Yesterday, Alamada Councilor Sanny Butig Pamli-ian, an Iranun tribal leader, brought me to the vast “Kalabasa” farms in Campo 11, Rangayen to show me prospective areas for Soybeans and Sorghum production.
I saw wide areas planted to “Kalabasa” because farmers heard of the story of the young farmer who was able to buy a pick up truck from out of his 75 tons of “Kalabasa” bought at P30 per kilo.
Now, some farmers opted not to harvest their “Kalabasa” anymore because the buying price of traders dropped to P2 per kilo and this has to be delivered to the highway where 10-wheeler Wing Van will bring the farmers produce to the Visayas for a hefty profit of at least P15 per kilo.
Is this Free Market at work?
No, it is the age-old exploitation of the Filipino farmers who until today had not been safeguarded by government simply because policy makers refuse to understand that agricultural marketing in the Philippines is difficult in a country of over 7,000 islands.
The “Kalabasa” which is being bought from farmers in Alamada for onlyP2 per kilo, sells for over P20 in provinces in the Visayas but given the difficulty and expense of shipping the product to these provinces, farmers are at the mercy of traders and middlemen.
Hindi ko alam kung kailan maiintindihan o pakinggan ng ating mga policy makers ang matagal ko nang inu-ulit-ulit na mungkahi or if ever they will listen at all, but I will keep on submitting this solution again and again that government should facilitate the marketing of basic food supplies because:
1. The Philippines is a Geographically Fragmented country with food production areas separated by vast bodies of water from the main markets.
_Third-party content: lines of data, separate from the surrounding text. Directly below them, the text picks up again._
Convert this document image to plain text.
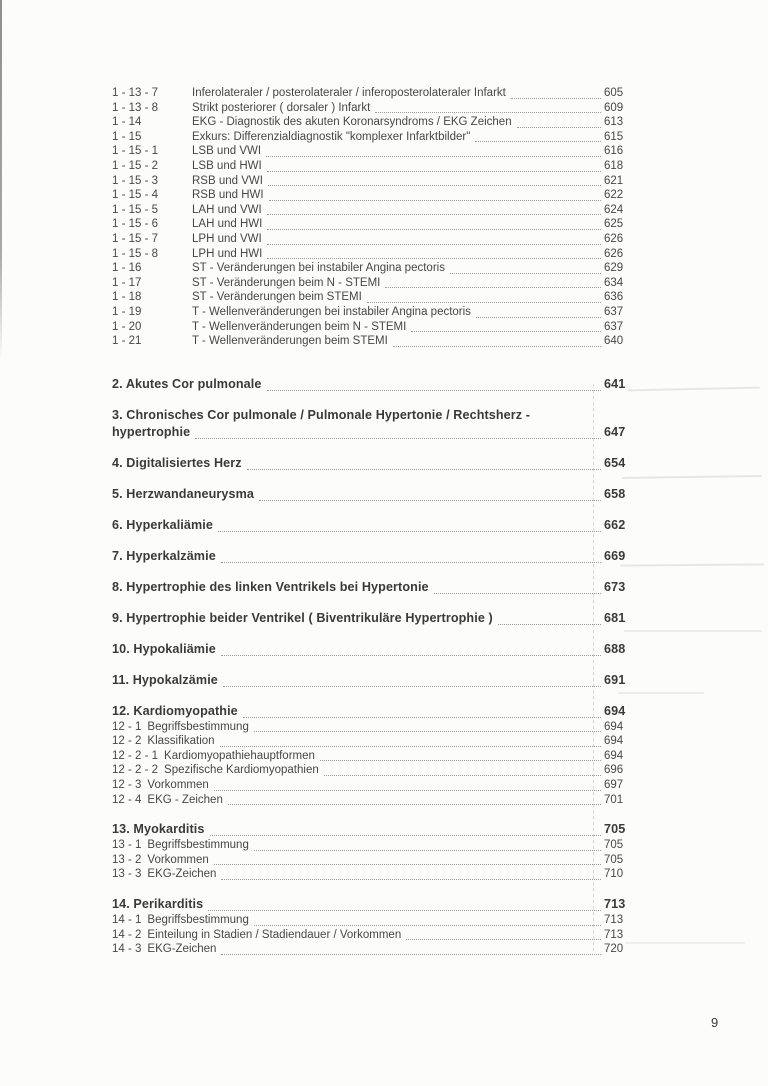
1 - 13 - 7	Inferolateraler / posterolateraler / inferoposterolateraler Infarkt	605
1 - 13 - 8	Strikt posteriorer ( dorsaler ) Infarkt	609
1 - 14	EKG - Diagnostik des akuten Koronarsyndroms / EKG Zeichen	613
1 - 15	Exkurs: Differenzialdiagnostik "komplexer Infarktbilder"	615
1 - 15 - 1	LSB und VWI	616
1 - 15 - 2	LSB und HWI	618
1 - 15 - 3	RSB und VWI	621
1 - 15 - 4	RSB und HWI	622
1 - 15 - 5	LAH und VWI	624
1 - 15 - 6	LAH und HWI	625
1 - 15 - 7	LPH und VWI	626
1 - 15 - 8	LPH und HWI	626
1 - 16	ST - Veränderungen bei instabiler Angina pectoris	629
1 - 17	ST - Veränderungen beim N - STEMI	634
1 - 18	ST - Veränderungen beim STEMI	636
1 - 19	T - Wellenveränderungen bei instabiler Angina pectoris	637
1 - 20	T - Wellenveränderungen beim N - STEMI	637
1 - 21	T - Wellenveränderungen beim STEMI	640
2. Akutes Cor pulmonale	641
3. Chronisches Cor pulmonale / Pulmonale Hypertonie / Rechtsherz -
hypertrophie	647
4. Digitalisiertes Herz	654
5. Herzwandaneurysma	658
6. Hyperkaliämie	662
7. Hyperkalzämie	669
8. Hypertrophie des linken Ventrikels bei Hypertonie	673
9. Hypertrophie beider Ventrikel ( Biventrikuläre Hypertrophie )	681
10. Hypokaliämie	688
11. Hypokalzämie	691
12. Kardiomyopathie	694
12 - 1 Begriffsbestimmung	694
12 - 2 Klassifikation	694
12 - 2 - 1 Kardiomyopathiehauptformen	694
12 - 2 - 2 Spezifische Kardiomyopathien	696
12 - 3 Vorkommen	697
12 - 4 EKG - Zeichen	701
13. Myokarditis	705
13 - 1 Begriffsbestimmung	705
13 - 2 Vorkommen	705
13 - 3 EKG-Zeichen	710
14. Perikarditis	713
14 - 1 Begriffsbestimmung	713
14 - 2 Einteilung in Stadien / Stadiendauer / Vorkommen	713
14 - 3 EKG-Zeichen	720
9
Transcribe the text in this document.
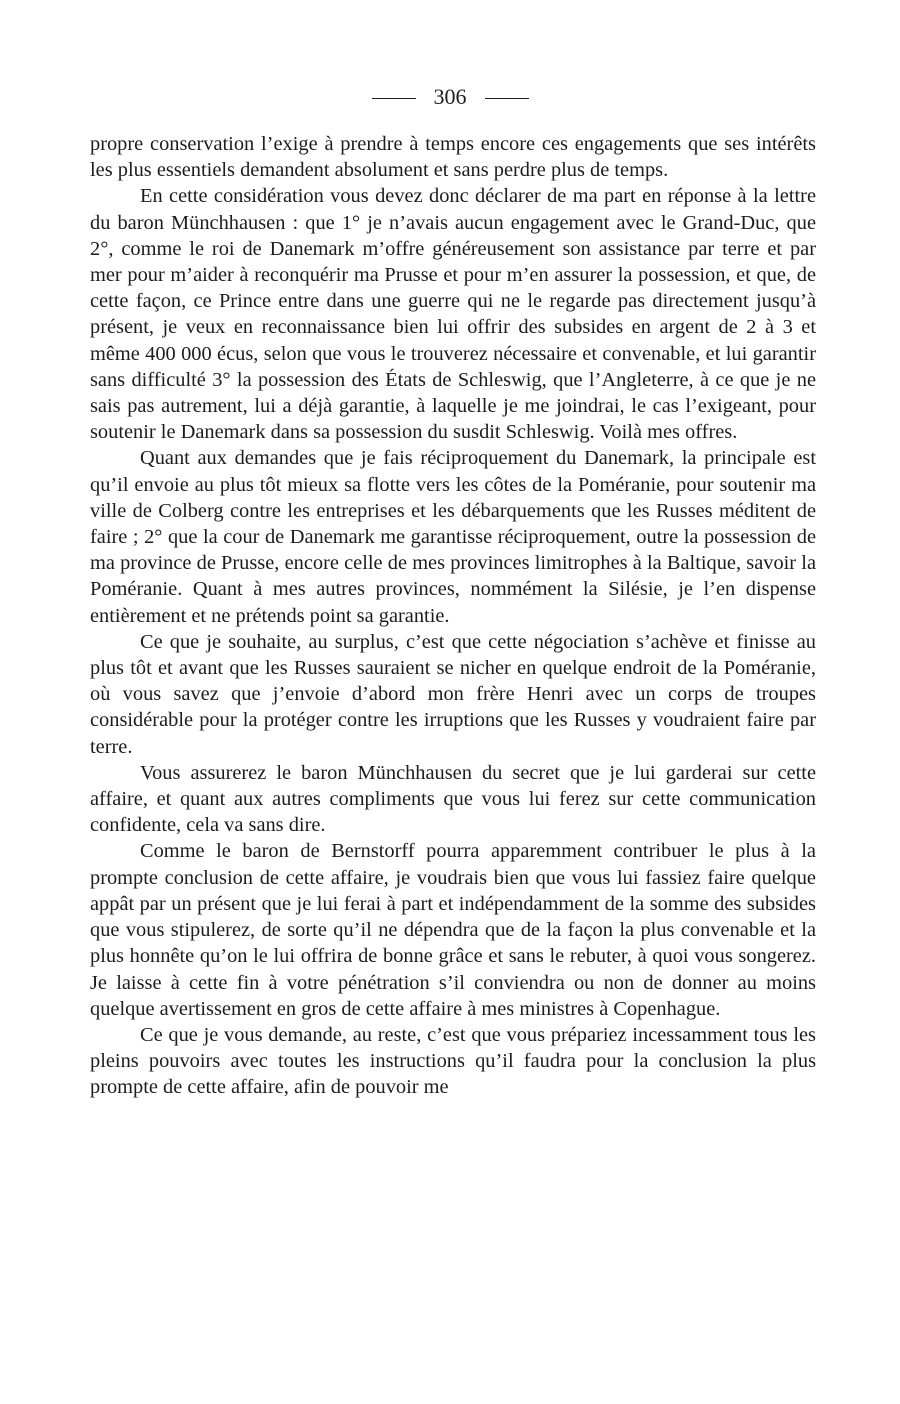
306

propre conservation l’exige à prendre à temps encore ces engagements que ses intérêts les plus essentiels demandent absolument et sans perdre plus de temps.

En cette considération vous devez donc déclarer de ma part en réponse à la lettre du baron Münchhausen : que 1° je n’avais aucun engagement avec le Grand-Duc, que 2°, comme le roi de Danemark m’offre généreusement son assistance par terre et par mer pour m’aider à reconquérir ma Prusse et pour m’en assurer la possession, et que, de cette façon, ce Prince entre dans une guerre qui ne le regarde pas directement jusqu’à présent, je veux en reconnaissance bien lui offrir des subsides en argent de 2 à 3 et même 400 000 écus, selon que vous le trouverez nécessaire et convenable, et lui garantir sans difficulté 3° la possession des États de Schleswig, que l’Angleterre, à ce que je ne sais pas autrement, lui a déjà garantie, à laquelle je me joindrai, le cas l’exigeant, pour soutenir le Danemark dans sa possession du susdit Schleswig. Voilà mes offres.

Quant aux demandes que je fais réciproquement du Danemark, la principale est qu’il envoie au plus tôt mieux sa flotte vers les côtes de la Poméranie, pour soutenir ma ville de Colberg contre les entreprises et les débarquements que les Russes méditent de faire ; 2° que la cour de Danemark me garantisse réciproquement, outre la possession de ma province de Prusse, encore celle de mes provinces limitrophes à la Baltique, savoir la Poméranie. Quant à mes autres provinces, nommément la Silésie, je l’en dispense entièrement et ne prétends point sa garantie.

Ce que je souhaite, au surplus, c’est que cette négociation s’achève et finisse au plus tôt et avant que les Russes sauraient se nicher en quelque endroit de la Poméranie, où vous savez que j’envoie d’abord mon frère Henri avec un corps de troupes considérable pour la protéger contre les irruptions que les Russes y voudraient faire par terre.

Vous assurerez le baron Münchhausen du secret que je lui garderai sur cette affaire, et quant aux autres compliments que vous lui ferez sur cette communication confidente, cela va sans dire.

Comme le baron de Bernstorff pourra apparemment contribuer le plus à la prompte conclusion de cette affaire, je voudrais bien que vous lui fassiez faire quelque appât par un présent que je lui ferai à part et indépendamment de la somme des subsides que vous stipulerez, de sorte qu’il ne dépendra que de la façon la plus convenable et la plus honnête qu’on le lui offrira de bonne grâce et sans le rebuter, à quoi vous songerez. Je laisse à cette fin à votre pénétration s’il conviendra ou non de donner au moins quelque avertissement en gros de cette affaire à mes ministres à Copenhague.

Ce que je vous demande, au reste, c’est que vous prépariez incessamment tous les pleins pouvoirs avec toutes les instructions qu’il faudra pour la conclusion la plus prompte de cette affaire, afin de pouvoir me
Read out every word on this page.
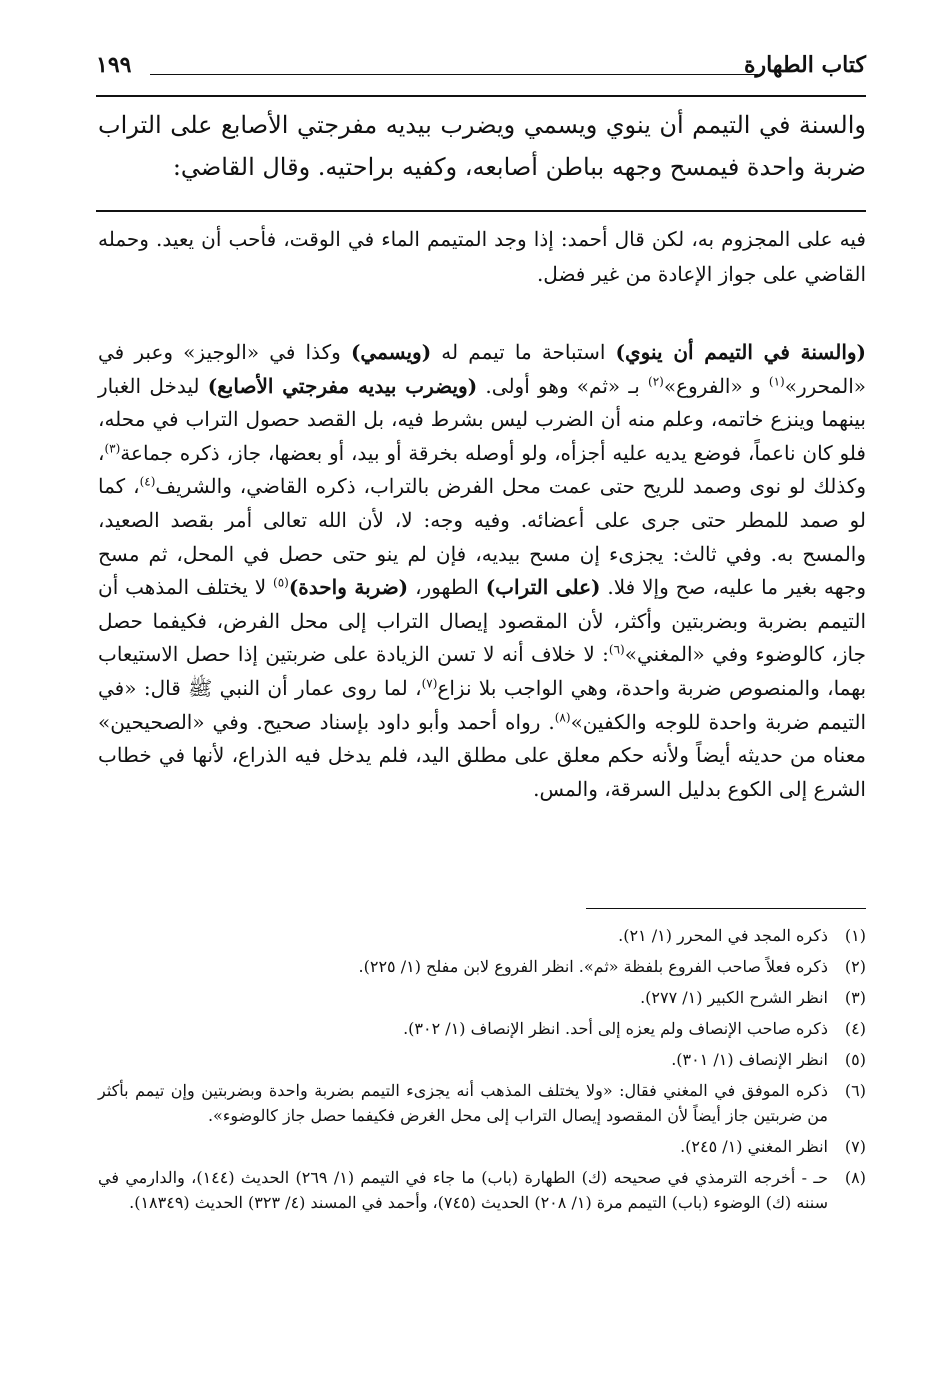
كتاب الطهارة
١٩٩
والسنة في التيمم أن ينوي ويسمي ويضرب بيديه مفرجتي الأصابع على التراب ضربة واحدة فيمسح وجهه بباطن أصابعه، وكفيه براحتيه. وقال القاضي:
فيه على المجزوم به، لكن قال أحمد: إذا وجد المتيمم الماء في الوقت، فأحب أن يعيد. وحمله القاضي على جواز الإعادة من غير فضل.

(والسنة في التيمم أن ينوي) استباحة ما تيمم له (ويسمي) وكذا في «الوجيز» وعبر في «المحرر»$^{(١)}$ و «الفروع»$^{(٢)}$ بـ «ثم» وهو أولى. (ويضرب بيديه مفرجتي الأصابع) ليدخل الغبار بينهما وينزع خاتمه، وعلم منه أن الضرب ليس بشرط فيه، بل القصد حصول التراب في محله، فلو كان ناعماً، فوضع يديه عليه أجزأه، ولو أوصله بخرقة أو بيد، أو بعضها، جاز، ذكره جماعة$^{(٣)}$، وكذلك لو نوى وصمد للريح حتى عمت محل الفرض بالتراب، ذكره القاضي، والشريف$^{(٤)}$، كما لو صمد للمطر حتى جرى على أعضائه. وفيه وجه: لا، لأن الله تعالى أمر بقصد الصعيد، والمسح به. وفي ثالث: يجزىء إن مسح بيديه، فإن لم ينو حتى حصل في المحل، ثم مسح وجهه بغير ما عليه، صح وإلا فلا. (على التراب) الطهور، (ضربة واحدة)$^{(٥)}$ لا يختلف المذهب أن التيمم بضربة وبضربتين وأكثر، لأن المقصود إيصال التراب إلى محل الفرض، فكيفما حصل جاز، كالوضوء وفي «المغني»$^{(٦)}$: لا خلاف أنه لا تسن الزيادة على ضربتين إذا حصل الاستيعاب بهما، والمنصوص ضربة واحدة، وهي الواجب بلا نزاع$^{(٧)}$، لما روى عمار أن النبي ﷺ قال: «في التيمم ضربة واحدة للوجه والكفين»$^{(٨)}$. رواه أحمد وأبو داود بإسناد صحيح. وفي «الصحيحين» معناه من حديثه أيضاً ولأنه حكم معلق على مطلق اليد، فلم يدخل فيه الذراع، لأنها في خطاب الشرع إلى الكوع بدليل السرقة، والمس.

(١)
ذكره المجد في المحرر (١/ ٢١).
(٢)
ذكره فعلاً صاحب الفروع بلفظة «ثم». انظر الفروع لابن مفلح (١/ ٢٢٥).
(٣)
انظر الشرح الكبير (١/ ٢٧٧).
(٤)
ذكره صاحب الإنصاف ولم يعزه إلى أحد. انظر الإنصاف (١/ ٣٠٢).
(٥)
انظر الإنصاف (١/ ٣٠١).
(٦)
ذكره الموفق في المغني فقال: «ولا يختلف المذهب أنه يجزىء التيمم بضربة واحدة وبضربتين وإن تيمم بأكثر من ضربتين جاز أيضاً لأن المقصود إيصال التراب إلى محل الغرض فكيفما حصل جاز كالوضوء».
(٧)
انظر المغني (١/ ٢٤٥).
(٨)
حـ - أخرجه الترمذي في صحيحه (ك) الطهارة (باب) ما جاء في التيمم (١/ ٢٦٩) الحديث (١٤٤)، والدارمي في سننه (ك) الوضوء (باب) التيمم مرة (١/ ٢٠٨) الحديث (٧٤٥)، وأحمد في المسند (٤/ ٣٢٣) الحديث (١٨٣٤٩).
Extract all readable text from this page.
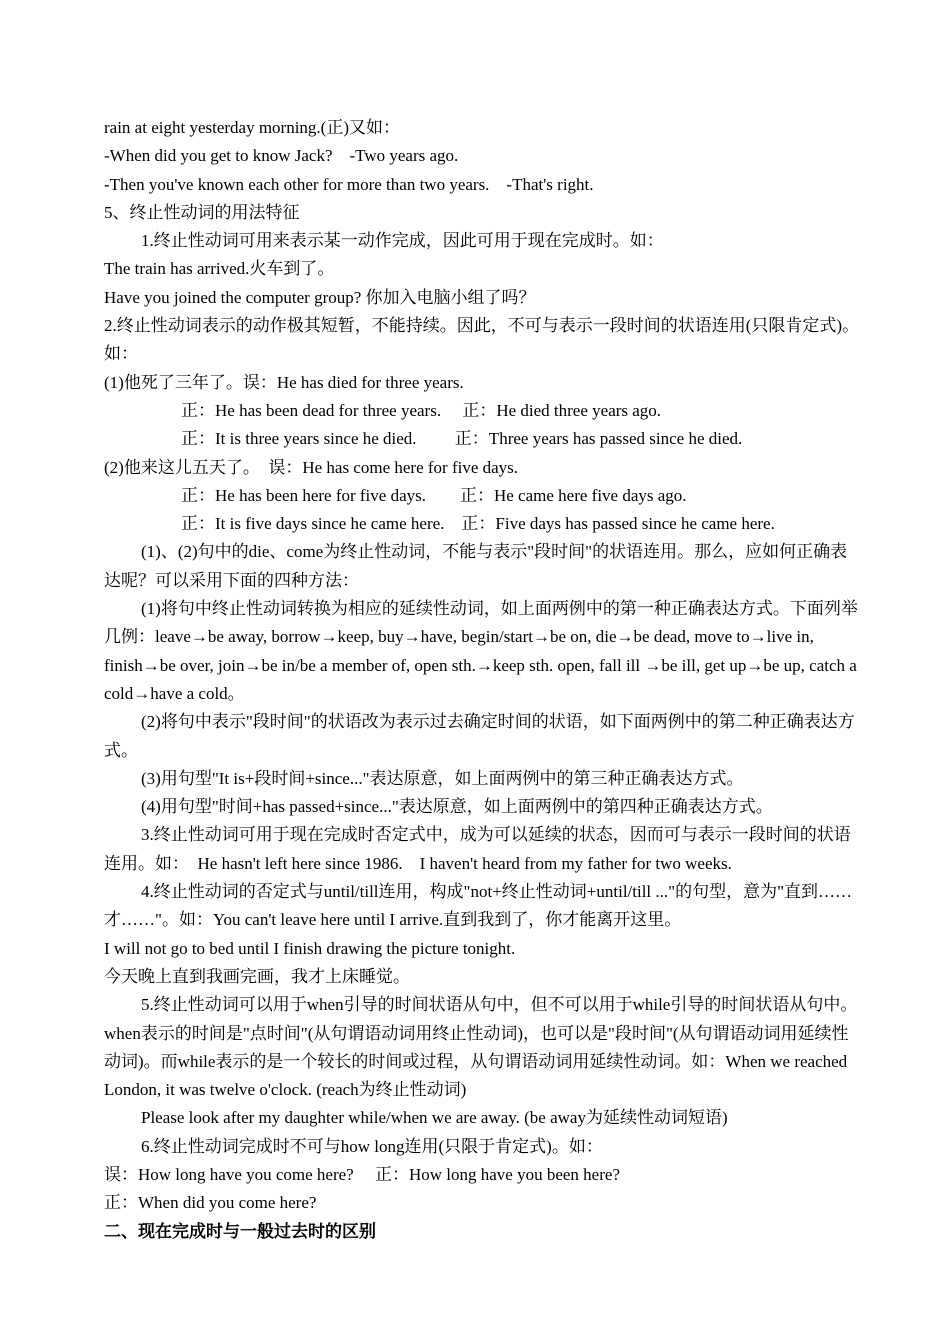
rain at eight yesterday morning.(正)又如：
-When did you get to know Jack?　-Two years ago.
-Then you've known each other for more than two years.　-That's right.
5、终止性动词的用法特征
1.终止性动词可用来表示某一动作完成，因此可用于现在完成时。如：
The train has arrived.火车到了。
Have you joined the computer group? 你加入电脑小组了吗？
2.终止性动词表示的动作极其短暂，不能持续。因此，不可与表示一段时间的状语连用(只限肯定式)。如：
(1)他死了三年了。误：He has died for three years.
正：He has been dead for three years.　 正：He died three years ago.
正：It is three years since he died.　　 正：Three years has passed since he died.
(2)他来这儿五天了。　误：He has come here for five days.
正：He has been here for five days.　　正：He came here five days ago.
正：It is five days since he came here.　正：Five days has passed since he came here.
(1)、(2)句中的die、come为终止性动词，不能与表示"段时间"的状语连用。那么，应如何正确表达呢？可以采用下面的四种方法：
(1)将句中终止性动词转换为相应的延续性动词，如上面两例中的第一种正确表达方式。下面列举几例：leave→be away, borrow→keep, buy→have, begin/start→be on, die→be dead, move to→live in, finish→be over, join→be in/be a member of, open sth.→keep sth. open, fall ill →be ill, get up→be up, catch a cold→have a cold。
(2)将句中表示"段时间"的状语改为表示过去确定时间的状语，如下面两例中的第二种正确表达方式。
(3)用句型"It is+段时间+since..."表达原意，如上面两例中的第三种正确表达方式。
(4)用句型"时间+has passed+since..."表达原意，如上面两例中的第四种正确表达方式。
3.终止性动词可用于现在完成时否定式中，成为可以延续的状态，因而可与表示一段时间的状语连用。如：　He hasn't left here since 1986.　I haven't heard from my father for two weeks.
4.终止性动词的否定式与until/till连用，构成"not+终止性动词+until/till ..."的句型，意为"直到……才……"。如：You can't leave here until I arrive.直到我到了，你才能离开这里。
I will not go to bed until I finish drawing the picture tonight.
今天晚上直到我画完画，我才上床睡觉。
5.终止性动词可以用于when引导的时间状语从句中，但不可以用于while引导的时间状语从句中。when表示的时间是"点时间"(从句谓语动词用终止性动词)，也可以是"段时间"(从句谓语动词用延续性动词)。而while表示的是一个较长的时间或过程，从句谓语动词用延续性动词。如：When we reached London, it was twelve o'clock. (reach为终止性动词)
Please look after my daughter while/when we are away. (be away为延续性动词短语)
6.终止性动词完成时不可与how long连用(只限于肯定式)。如：
误：How long have you come here?　 正：How long have you been here?
正：When did you come here?
二、现在完成时与一般过去时的区别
Hindi uubra ang “Laissez-faire” or a market free from government intervention because of this reality;
2. Government must draw up a National Food Supply and Demand Map identifying the basic food needs of Filipinos, the volume required monthly and the areas where food could be produced in huge quantity and where the areas where the supply is needed;
3. Government must establish a national food consolidation and marketing agency like the Food Terminal Inc., a government-owned and controlled corporation under the National Food Authority (NFA), which would engage Farmers and Fishermen’s through a growership or supply agreement of the basic food commodities needed by the Filipino families;
4. The same agency, NFA-FTI, should open Farmers & Fishermen’s Outlets in the urban centers where consumers, especially minimum wage earners and poor families, could buy fresh food products at prices just a notch higher than the farm-gate price;
5. The NFA-FTI could also serve as an export marketing agency of the government to ensure that excess production of farmers and fishermen would find a good and profitable market abroad.
This concept, which had already been implemented through working models like the DA Tienda, the MinDA Tienda and other similar marketing initiatives, will not only stabilize food prices but will also motivate farmers and fishermen to produce more because they have a ready market with a guaranteed price.
This will provide more jobs, boost the rural economy, provide poor urban families access to affordable and fresh food and also generate a modest income for FTI.
The Kadiwa Program would not work because it does not have link with the producers and it does not have an institutionalized system.
To all those who oppose this proposal claiming that this is government intervention and interference in the Free-Market System, I dare them to go to the countryside to see the suffering of our farmers and fishermen who had long been lured and victimized by the modern-day Pied Pipers, the unscrupulous traders and middlemen.
I also urge them to go to the wet markets in Metro Manila and the big cities to see for themselves, how the working masses buy fish or meat at 1/4 kilo simply because their wages are no longer at par with the prices of food.
Enough of the heartless “Free-Market” policies.
Maawa naman kayo sa mga Pobreng Pilipino!